Cherchez les hommes

Cherchez la femme is a French expression from the 1854 novel The Mohicans of Paris by Alexandre Dumas, which means “no matter what the problem may be, a woman is often the cause. Look for the mistress, the jealous wife, the angry lover… there is a woman at the root of each problem.” The alternative cherchez de l’argent (look for the money) is something detectives, journalists, and Marxists are prone to do.

A different approach is better when trying to find or explain social and political change: cherchez les hommes, look for the men. The power, prestige, and influence is where the men are because men much more than women seek power, prestige, and influence. And that also leads to power, prestige, and influence following men.

Steven Goldberg wrote two books, The Inevitability of Patriarchy (1973) and Why Men Rule (1993) with the central argument that:

Specifiable hereditary psychophysiological differences between males and females engender in males a more-easily-released tendency for dominance behavior. This is observed by a society’s population and is incorporated in all aspects of socialization that mediate the psychophysiological and the institutional. As a result all societies, without exception, exhibit patriarchy, male status attainment, and male dominance.

The fact that men rule is not popular today, but it is a fact whether anyone likes it or not. Why it should be true is another matter. The point I’m making here is that this fact enables us to find and explain some social and political changes.

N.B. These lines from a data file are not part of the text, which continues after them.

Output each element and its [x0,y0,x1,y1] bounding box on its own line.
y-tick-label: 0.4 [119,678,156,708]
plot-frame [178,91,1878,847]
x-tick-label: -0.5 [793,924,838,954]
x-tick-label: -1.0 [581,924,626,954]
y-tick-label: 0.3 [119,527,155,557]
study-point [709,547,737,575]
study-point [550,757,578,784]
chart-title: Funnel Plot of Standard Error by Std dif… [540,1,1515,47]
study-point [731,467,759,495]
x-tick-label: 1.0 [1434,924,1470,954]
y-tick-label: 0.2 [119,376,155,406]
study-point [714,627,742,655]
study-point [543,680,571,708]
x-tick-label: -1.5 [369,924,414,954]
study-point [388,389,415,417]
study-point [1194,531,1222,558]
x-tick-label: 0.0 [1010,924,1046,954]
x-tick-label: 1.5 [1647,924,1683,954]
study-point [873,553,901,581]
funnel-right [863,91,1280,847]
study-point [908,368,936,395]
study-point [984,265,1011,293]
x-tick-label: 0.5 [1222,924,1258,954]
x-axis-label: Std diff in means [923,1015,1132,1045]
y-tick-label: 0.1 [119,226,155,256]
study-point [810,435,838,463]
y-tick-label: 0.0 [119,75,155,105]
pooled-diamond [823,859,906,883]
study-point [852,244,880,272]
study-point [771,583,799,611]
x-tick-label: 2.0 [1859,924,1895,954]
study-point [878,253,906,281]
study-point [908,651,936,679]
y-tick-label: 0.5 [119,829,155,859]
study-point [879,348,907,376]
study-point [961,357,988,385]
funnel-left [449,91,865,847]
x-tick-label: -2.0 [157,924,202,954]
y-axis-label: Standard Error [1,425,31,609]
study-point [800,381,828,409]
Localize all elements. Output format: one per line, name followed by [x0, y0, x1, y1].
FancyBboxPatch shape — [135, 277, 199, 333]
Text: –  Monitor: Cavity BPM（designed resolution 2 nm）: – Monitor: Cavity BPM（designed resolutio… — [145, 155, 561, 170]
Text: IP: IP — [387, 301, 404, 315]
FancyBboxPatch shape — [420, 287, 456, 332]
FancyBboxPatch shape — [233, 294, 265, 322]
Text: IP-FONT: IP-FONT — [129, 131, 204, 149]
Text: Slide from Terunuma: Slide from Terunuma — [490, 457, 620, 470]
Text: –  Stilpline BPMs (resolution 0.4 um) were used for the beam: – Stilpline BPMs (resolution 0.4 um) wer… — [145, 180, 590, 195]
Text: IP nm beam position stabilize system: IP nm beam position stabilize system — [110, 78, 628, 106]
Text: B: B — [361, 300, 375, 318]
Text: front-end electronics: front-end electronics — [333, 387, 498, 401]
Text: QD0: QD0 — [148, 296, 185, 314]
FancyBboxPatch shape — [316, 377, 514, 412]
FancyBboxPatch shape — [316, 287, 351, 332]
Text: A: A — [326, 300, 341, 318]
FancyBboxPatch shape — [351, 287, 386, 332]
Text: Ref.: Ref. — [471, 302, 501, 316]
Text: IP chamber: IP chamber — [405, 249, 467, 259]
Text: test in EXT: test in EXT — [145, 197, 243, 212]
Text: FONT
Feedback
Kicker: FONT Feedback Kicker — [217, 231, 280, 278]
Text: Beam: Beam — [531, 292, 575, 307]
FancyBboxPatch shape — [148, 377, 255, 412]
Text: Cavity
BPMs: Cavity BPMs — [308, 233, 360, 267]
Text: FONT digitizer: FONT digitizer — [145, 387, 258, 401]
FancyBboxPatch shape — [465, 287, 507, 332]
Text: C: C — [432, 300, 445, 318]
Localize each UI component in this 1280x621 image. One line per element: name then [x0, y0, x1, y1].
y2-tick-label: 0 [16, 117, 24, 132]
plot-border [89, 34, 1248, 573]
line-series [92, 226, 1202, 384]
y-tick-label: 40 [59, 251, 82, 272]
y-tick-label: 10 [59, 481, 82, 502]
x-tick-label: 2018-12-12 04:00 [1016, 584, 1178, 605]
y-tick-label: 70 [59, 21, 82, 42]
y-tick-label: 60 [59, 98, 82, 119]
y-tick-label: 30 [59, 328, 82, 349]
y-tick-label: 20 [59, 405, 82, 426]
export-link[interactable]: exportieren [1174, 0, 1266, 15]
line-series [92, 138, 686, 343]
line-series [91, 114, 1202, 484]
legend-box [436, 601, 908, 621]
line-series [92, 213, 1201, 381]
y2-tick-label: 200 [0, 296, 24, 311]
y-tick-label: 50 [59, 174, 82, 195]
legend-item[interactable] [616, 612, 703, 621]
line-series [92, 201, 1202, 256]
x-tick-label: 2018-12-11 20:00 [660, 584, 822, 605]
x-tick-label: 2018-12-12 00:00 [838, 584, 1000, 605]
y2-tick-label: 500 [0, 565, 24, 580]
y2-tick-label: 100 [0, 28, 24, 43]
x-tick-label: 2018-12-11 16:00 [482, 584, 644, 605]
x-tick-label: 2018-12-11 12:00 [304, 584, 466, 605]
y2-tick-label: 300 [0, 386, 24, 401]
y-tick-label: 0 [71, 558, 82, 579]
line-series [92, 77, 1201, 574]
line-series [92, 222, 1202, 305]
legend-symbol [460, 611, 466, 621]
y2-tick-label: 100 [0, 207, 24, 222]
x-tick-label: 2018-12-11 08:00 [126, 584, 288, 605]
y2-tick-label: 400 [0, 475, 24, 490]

Cherchez les hommes means look where men are leaving and where they are going because power, prestige, and influence are headed away from where they are leaving and toward where they are going. Where are men leaving? Men are leaving universities.

Women accounted for 55 percent of undergraduates enrolled at four-year colleges in the United States as of fall 2014, according to the most recent data available from the federal education department.

It’s not a new phenomenon. Women have outnumbered men on college campuses in the US by a widening margin since the late 1970s, and the gap will continue to grow in coming years, according to some projections. Boston Globe, March 28, 2016.

“Women in the UK are now 35% more likely than men to go to university and the gap is widening every year.” BBC News, May 12, 2016.

Men are leaving universities so we conclude that universities are losing power, prestige, and influence in contemporary society. Men are less welcome and less interested in today’s egalitarian universities. Egalitarianism may have served men well in the past, but no longer.

Where are men going? In the U.S. there are more men than women in the Western U.S. The cities with the largest gender gap are high tech centers such as Silicon Valley, San Francisco, Austin, and Seattle. In the 2016 presidential election, the gender gap helped the winning candidate (see here and here).

This shows that high tech is gaining and universities are losing power, prestige, and influence. Politics continues to be dominated by men, though a different kind of man than before, younger, more western, and less tied to tradition.